Take the case of Betty Ramos Castro. She came to Utah from Colombia some 25 years ago with the intent of getting married to a U.S. citizen. The marriage never took place, and, due to conflicting information about the citizenship process, she never became a citizen. In the harsh light of the law, the woman had overstayed her temporary visa by more than 25 years.

And what had she done during these 25 years? Oh, she hadn’t embezzled money from investors or engaged in drug-dealing or criminal stalking. Instead she held a steady job, paid her taxes, cared for a disabled son (an 18-year-old with cerebral palsy), and helped out her 86-year-old mother (a legal resident of the country).

Yet the federal government got its pound of flesh last week. She was hustled on an airplane and deported.

We can argue about the broken immigration policy. However, the majority of Americans approved of Pres. Obama’s executive order turning a sympathetic eye on working tax-paying “illegals” while focusing on deporting criminal elements. As Jefferson would have said, this makes total sense. Much of our economy depends on foreign workers but the “legal process” is too slow in allowing them entry. At the same time, our sense of morality should bring sympathy for those in Central America fleeing violence and poverty. The Pope understands this and so does the LDS Church.

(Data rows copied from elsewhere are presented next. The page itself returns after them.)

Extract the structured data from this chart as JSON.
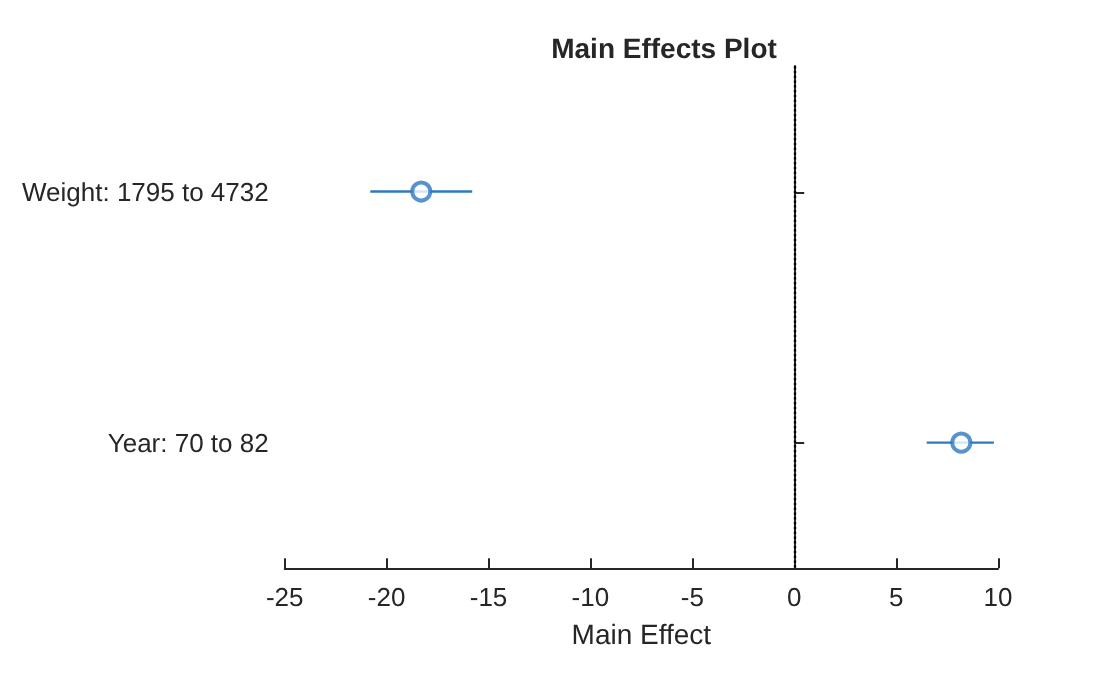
{
  "chart_data": {
    "type": "scatter",
    "title": "Main Effects Plot",
    "xlabel": "Main Effect",
    "orientation": "horizontal",
    "categories": [
      "Weight: 1795 to 4732",
      "Year: 70 to 82"
    ],
    "values": [
      -18.3,
      8.2
    ],
    "errors": [
      [
        -20.8,
        -15.8
      ],
      [
        6.5,
        9.8
      ]
    ],
    "color": "#2e78c2",
    "marker": "circle",
    "grid": false,
    "xlim": [
      -25,
      10
    ],
    "xticks": [
      -25,
      -20,
      -15,
      -10,
      -5,
      0,
      5,
      10
    ],
    "ref_lines": [
      {
        "axis": "x",
        "value": 0,
        "color": "#000000",
        "line_style": "dotted"
      }
    ]
  }
}
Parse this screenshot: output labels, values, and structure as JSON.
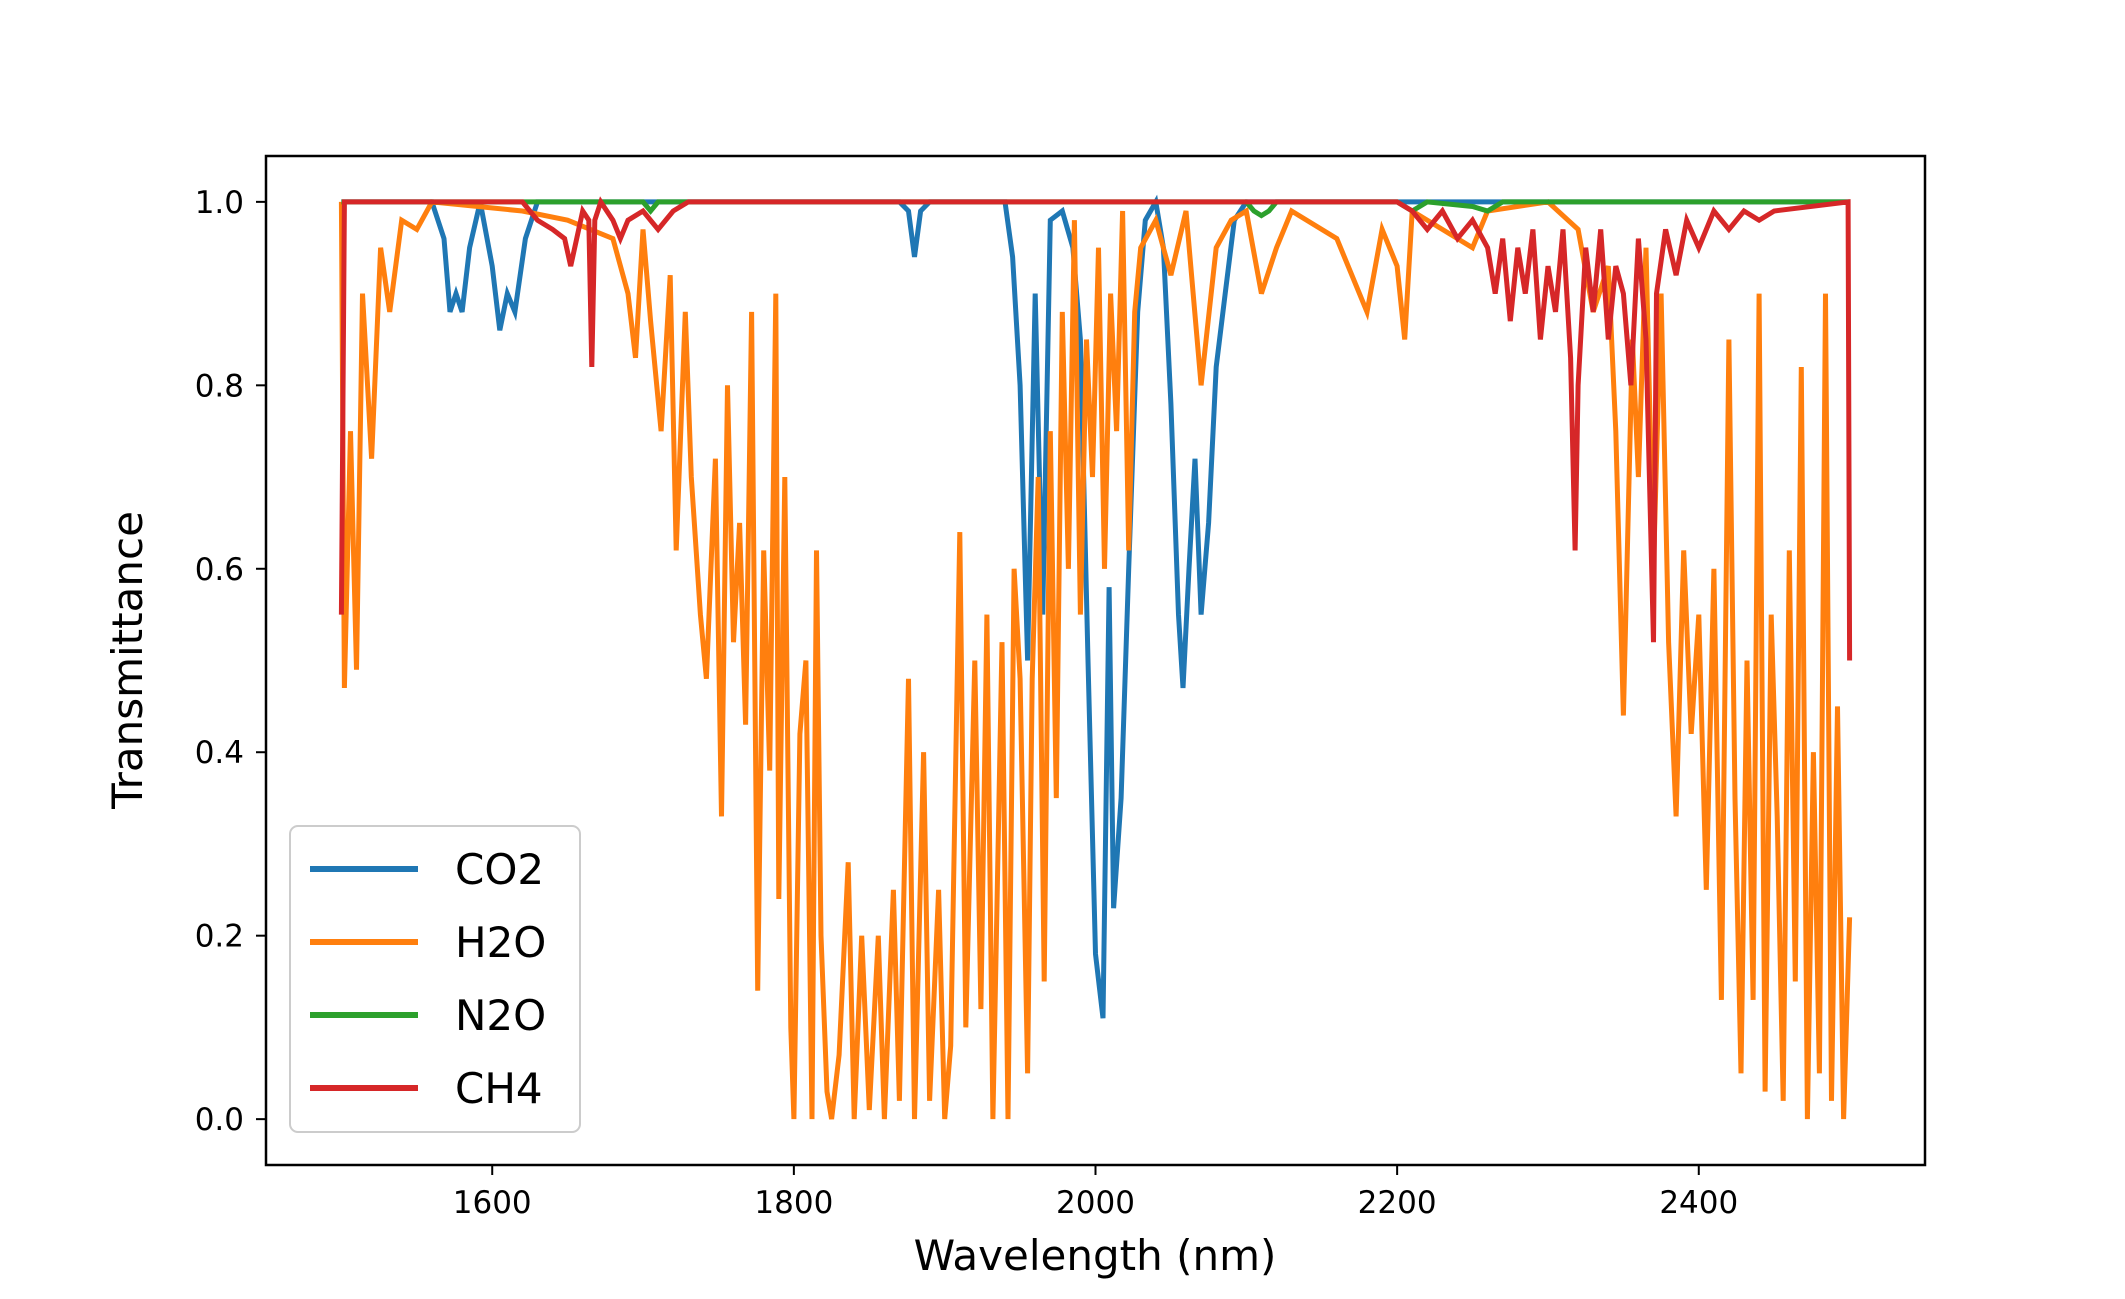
{
  "chart_data": {
    "type": "line",
    "title": "",
    "xlabel": "Wavelength (nm)",
    "ylabel": "Transmittance",
    "xlim": [
      1450,
      2550
    ],
    "ylim": [
      -0.05,
      1.05
    ],
    "xticks": [
      1600,
      1800,
      2000,
      2200,
      2400
    ],
    "xtick_labels": [
      "1600",
      "1800",
      "2000",
      "2200",
      "2400"
    ],
    "yticks": [
      0.0,
      0.2,
      0.4,
      0.6,
      0.8,
      1.0
    ],
    "ytick_labels": [
      "0.0",
      "0.2",
      "0.4",
      "0.6",
      "0.8",
      "1.0"
    ],
    "grid": false,
    "legend_position": "lower-left",
    "series": [
      {
        "name": "CO2",
        "color": "#1f77b4",
        "points": [
          [
            1500,
            1.0
          ],
          [
            1560,
            1.0
          ],
          [
            1568,
            0.96
          ],
          [
            1572,
            0.88
          ],
          [
            1576,
            0.9
          ],
          [
            1580,
            0.88
          ],
          [
            1585,
            0.95
          ],
          [
            1592,
            1.0
          ],
          [
            1600,
            0.93
          ],
          [
            1605,
            0.86
          ],
          [
            1610,
            0.9
          ],
          [
            1615,
            0.88
          ],
          [
            1622,
            0.96
          ],
          [
            1630,
            1.0
          ],
          [
            1870,
            1.0
          ],
          [
            1876,
            0.99
          ],
          [
            1880,
            0.94
          ],
          [
            1884,
            0.99
          ],
          [
            1890,
            1.0
          ],
          [
            1940,
            1.0
          ],
          [
            1945,
            0.94
          ],
          [
            1950,
            0.8
          ],
          [
            1955,
            0.5
          ],
          [
            1960,
            0.9
          ],
          [
            1965,
            0.55
          ],
          [
            1970,
            0.98
          ],
          [
            1978,
            0.99
          ],
          [
            1985,
            0.95
          ],
          [
            1990,
            0.85
          ],
          [
            1995,
            0.5
          ],
          [
            2000,
            0.18
          ],
          [
            2005,
            0.11
          ],
          [
            2009,
            0.58
          ],
          [
            2012,
            0.23
          ],
          [
            2017,
            0.35
          ],
          [
            2022,
            0.6
          ],
          [
            2028,
            0.88
          ],
          [
            2033,
            0.98
          ],
          [
            2040,
            1.0
          ],
          [
            2045,
            0.95
          ],
          [
            2050,
            0.78
          ],
          [
            2055,
            0.55
          ],
          [
            2058,
            0.47
          ],
          [
            2062,
            0.6
          ],
          [
            2066,
            0.72
          ],
          [
            2070,
            0.55
          ],
          [
            2075,
            0.65
          ],
          [
            2080,
            0.82
          ],
          [
            2086,
            0.9
          ],
          [
            2092,
            0.98
          ],
          [
            2100,
            1.0
          ],
          [
            2500,
            1.0
          ]
        ]
      },
      {
        "name": "H2O",
        "color": "#ff7f0e",
        "points": [
          [
            1500,
            1.0
          ],
          [
            1502,
            0.47
          ],
          [
            1506,
            0.75
          ],
          [
            1510,
            0.49
          ],
          [
            1514,
            0.9
          ],
          [
            1520,
            0.72
          ],
          [
            1526,
            0.95
          ],
          [
            1532,
            0.88
          ],
          [
            1540,
            0.98
          ],
          [
            1550,
            0.97
          ],
          [
            1560,
            1.0
          ],
          [
            1620,
            0.99
          ],
          [
            1650,
            0.98
          ],
          [
            1680,
            0.96
          ],
          [
            1690,
            0.9
          ],
          [
            1695,
            0.83
          ],
          [
            1700,
            0.97
          ],
          [
            1705,
            0.87
          ],
          [
            1712,
            0.75
          ],
          [
            1718,
            0.92
          ],
          [
            1722,
            0.62
          ],
          [
            1728,
            0.88
          ],
          [
            1732,
            0.7
          ],
          [
            1738,
            0.55
          ],
          [
            1742,
            0.48
          ],
          [
            1748,
            0.72
          ],
          [
            1752,
            0.33
          ],
          [
            1756,
            0.8
          ],
          [
            1760,
            0.52
          ],
          [
            1764,
            0.65
          ],
          [
            1768,
            0.43
          ],
          [
            1772,
            0.88
          ],
          [
            1776,
            0.14
          ],
          [
            1780,
            0.62
          ],
          [
            1784,
            0.38
          ],
          [
            1788,
            0.9
          ],
          [
            1790,
            0.24
          ],
          [
            1794,
            0.7
          ],
          [
            1798,
            0.1
          ],
          [
            1800,
            0.0
          ],
          [
            1804,
            0.42
          ],
          [
            1808,
            0.5
          ],
          [
            1812,
            0.0
          ],
          [
            1815,
            0.62
          ],
          [
            1818,
            0.2
          ],
          [
            1822,
            0.03
          ],
          [
            1825,
            0.0
          ],
          [
            1830,
            0.07
          ],
          [
            1836,
            0.28
          ],
          [
            1840,
            0.0
          ],
          [
            1845,
            0.2
          ],
          [
            1850,
            0.01
          ],
          [
            1856,
            0.2
          ],
          [
            1860,
            0.0
          ],
          [
            1866,
            0.25
          ],
          [
            1870,
            0.02
          ],
          [
            1876,
            0.48
          ],
          [
            1880,
            0.0
          ],
          [
            1886,
            0.4
          ],
          [
            1890,
            0.02
          ],
          [
            1896,
            0.25
          ],
          [
            1900,
            0.0
          ],
          [
            1904,
            0.08
          ],
          [
            1910,
            0.64
          ],
          [
            1914,
            0.1
          ],
          [
            1920,
            0.5
          ],
          [
            1924,
            0.12
          ],
          [
            1928,
            0.55
          ],
          [
            1932,
            0.0
          ],
          [
            1938,
            0.52
          ],
          [
            1942,
            0.0
          ],
          [
            1946,
            0.6
          ],
          [
            1950,
            0.48
          ],
          [
            1955,
            0.05
          ],
          [
            1958,
            0.48
          ],
          [
            1962,
            0.7
          ],
          [
            1966,
            0.15
          ],
          [
            1970,
            0.75
          ],
          [
            1974,
            0.35
          ],
          [
            1978,
            0.88
          ],
          [
            1982,
            0.6
          ],
          [
            1986,
            0.98
          ],
          [
            1990,
            0.55
          ],
          [
            1994,
            0.85
          ],
          [
            1998,
            0.7
          ],
          [
            2002,
            0.95
          ],
          [
            2006,
            0.6
          ],
          [
            2010,
            0.9
          ],
          [
            2014,
            0.75
          ],
          [
            2018,
            0.99
          ],
          [
            2022,
            0.62
          ],
          [
            2026,
            0.88
          ],
          [
            2030,
            0.95
          ],
          [
            2040,
            0.98
          ],
          [
            2050,
            0.92
          ],
          [
            2060,
            0.99
          ],
          [
            2070,
            0.8
          ],
          [
            2080,
            0.95
          ],
          [
            2090,
            0.98
          ],
          [
            2100,
            0.99
          ],
          [
            2110,
            0.9
          ],
          [
            2120,
            0.95
          ],
          [
            2130,
            0.99
          ],
          [
            2160,
            0.96
          ],
          [
            2180,
            0.88
          ],
          [
            2190,
            0.97
          ],
          [
            2200,
            0.93
          ],
          [
            2205,
            0.85
          ],
          [
            2210,
            0.99
          ],
          [
            2250,
            0.95
          ],
          [
            2260,
            0.99
          ],
          [
            2300,
            1.0
          ],
          [
            2320,
            0.97
          ],
          [
            2330,
            0.88
          ],
          [
            2340,
            0.93
          ],
          [
            2345,
            0.75
          ],
          [
            2350,
            0.44
          ],
          [
            2356,
            0.85
          ],
          [
            2360,
            0.7
          ],
          [
            2365,
            0.95
          ],
          [
            2370,
            0.6
          ],
          [
            2375,
            0.9
          ],
          [
            2380,
            0.52
          ],
          [
            2385,
            0.33
          ],
          [
            2390,
            0.62
          ],
          [
            2395,
            0.42
          ],
          [
            2400,
            0.55
          ],
          [
            2405,
            0.25
          ],
          [
            2410,
            0.6
          ],
          [
            2415,
            0.13
          ],
          [
            2420,
            0.85
          ],
          [
            2424,
            0.35
          ],
          [
            2428,
            0.05
          ],
          [
            2432,
            0.5
          ],
          [
            2436,
            0.13
          ],
          [
            2440,
            0.9
          ],
          [
            2444,
            0.03
          ],
          [
            2448,
            0.55
          ],
          [
            2452,
            0.33
          ],
          [
            2456,
            0.02
          ],
          [
            2460,
            0.62
          ],
          [
            2464,
            0.15
          ],
          [
            2468,
            0.82
          ],
          [
            2472,
            0.0
          ],
          [
            2476,
            0.4
          ],
          [
            2480,
            0.05
          ],
          [
            2484,
            0.9
          ],
          [
            2488,
            0.02
          ],
          [
            2492,
            0.45
          ],
          [
            2496,
            0.0
          ],
          [
            2500,
            0.22
          ]
        ]
      },
      {
        "name": "N2O",
        "color": "#2ca02c",
        "points": [
          [
            1500,
            1.0
          ],
          [
            1700,
            1.0
          ],
          [
            1705,
            0.99
          ],
          [
            1710,
            1.0
          ],
          [
            2100,
            1.0
          ],
          [
            2105,
            0.99
          ],
          [
            2110,
            0.985
          ],
          [
            2115,
            0.99
          ],
          [
            2120,
            1.0
          ],
          [
            2200,
            1.0
          ],
          [
            2210,
            0.99
          ],
          [
            2220,
            1.0
          ],
          [
            2250,
            0.995
          ],
          [
            2260,
            0.99
          ],
          [
            2270,
            1.0
          ],
          [
            2500,
            1.0
          ]
        ]
      },
      {
        "name": "CH4",
        "color": "#d62728",
        "points": [
          [
            1500,
            0.55
          ],
          [
            1502,
            1.0
          ],
          [
            1620,
            1.0
          ],
          [
            1630,
            0.98
          ],
          [
            1640,
            0.97
          ],
          [
            1648,
            0.96
          ],
          [
            1652,
            0.93
          ],
          [
            1656,
            0.96
          ],
          [
            1660,
            0.99
          ],
          [
            1664,
            0.98
          ],
          [
            1666,
            0.82
          ],
          [
            1668,
            0.98
          ],
          [
            1672,
            1.0
          ],
          [
            1680,
            0.98
          ],
          [
            1685,
            0.96
          ],
          [
            1690,
            0.98
          ],
          [
            1700,
            0.99
          ],
          [
            1710,
            0.97
          ],
          [
            1720,
            0.99
          ],
          [
            1730,
            1.0
          ],
          [
            2200,
            1.0
          ],
          [
            2210,
            0.99
          ],
          [
            2220,
            0.97
          ],
          [
            2230,
            0.99
          ],
          [
            2240,
            0.96
          ],
          [
            2250,
            0.98
          ],
          [
            2260,
            0.95
          ],
          [
            2265,
            0.9
          ],
          [
            2270,
            0.96
          ],
          [
            2275,
            0.87
          ],
          [
            2280,
            0.95
          ],
          [
            2285,
            0.9
          ],
          [
            2290,
            0.97
          ],
          [
            2295,
            0.85
          ],
          [
            2300,
            0.93
          ],
          [
            2305,
            0.88
          ],
          [
            2310,
            0.97
          ],
          [
            2315,
            0.83
          ],
          [
            2318,
            0.62
          ],
          [
            2320,
            0.8
          ],
          [
            2325,
            0.95
          ],
          [
            2330,
            0.88
          ],
          [
            2335,
            0.97
          ],
          [
            2340,
            0.85
          ],
          [
            2345,
            0.93
          ],
          [
            2350,
            0.9
          ],
          [
            2355,
            0.8
          ],
          [
            2360,
            0.96
          ],
          [
            2365,
            0.85
          ],
          [
            2370,
            0.52
          ],
          [
            2372,
            0.9
          ],
          [
            2378,
            0.97
          ],
          [
            2385,
            0.92
          ],
          [
            2392,
            0.98
          ],
          [
            2400,
            0.95
          ],
          [
            2410,
            0.99
          ],
          [
            2420,
            0.97
          ],
          [
            2430,
            0.99
          ],
          [
            2440,
            0.98
          ],
          [
            2450,
            0.99
          ],
          [
            2499,
            1.0
          ],
          [
            2500,
            0.5
          ]
        ]
      }
    ]
  }
}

Personally I (and I wager you, too,) would rather live next to Betty Castro than the sexual predator or the man bilking his neighbors through fraudulent stock deals. But despite a rallying cry from supporters like Mormon Women for Ethical Government, Betty received an injustice, not justice, while immigration authorities can only pat themselves on the back for breaking up a family (and probably passing expensive medical costs to the taxpayers).

One of the organizers of Mormon Women for Ethical Government said the deportation “goes against everything that is moral and humane and ethical in our nation.” Thomas Jefferson couldn’t have said it better himself.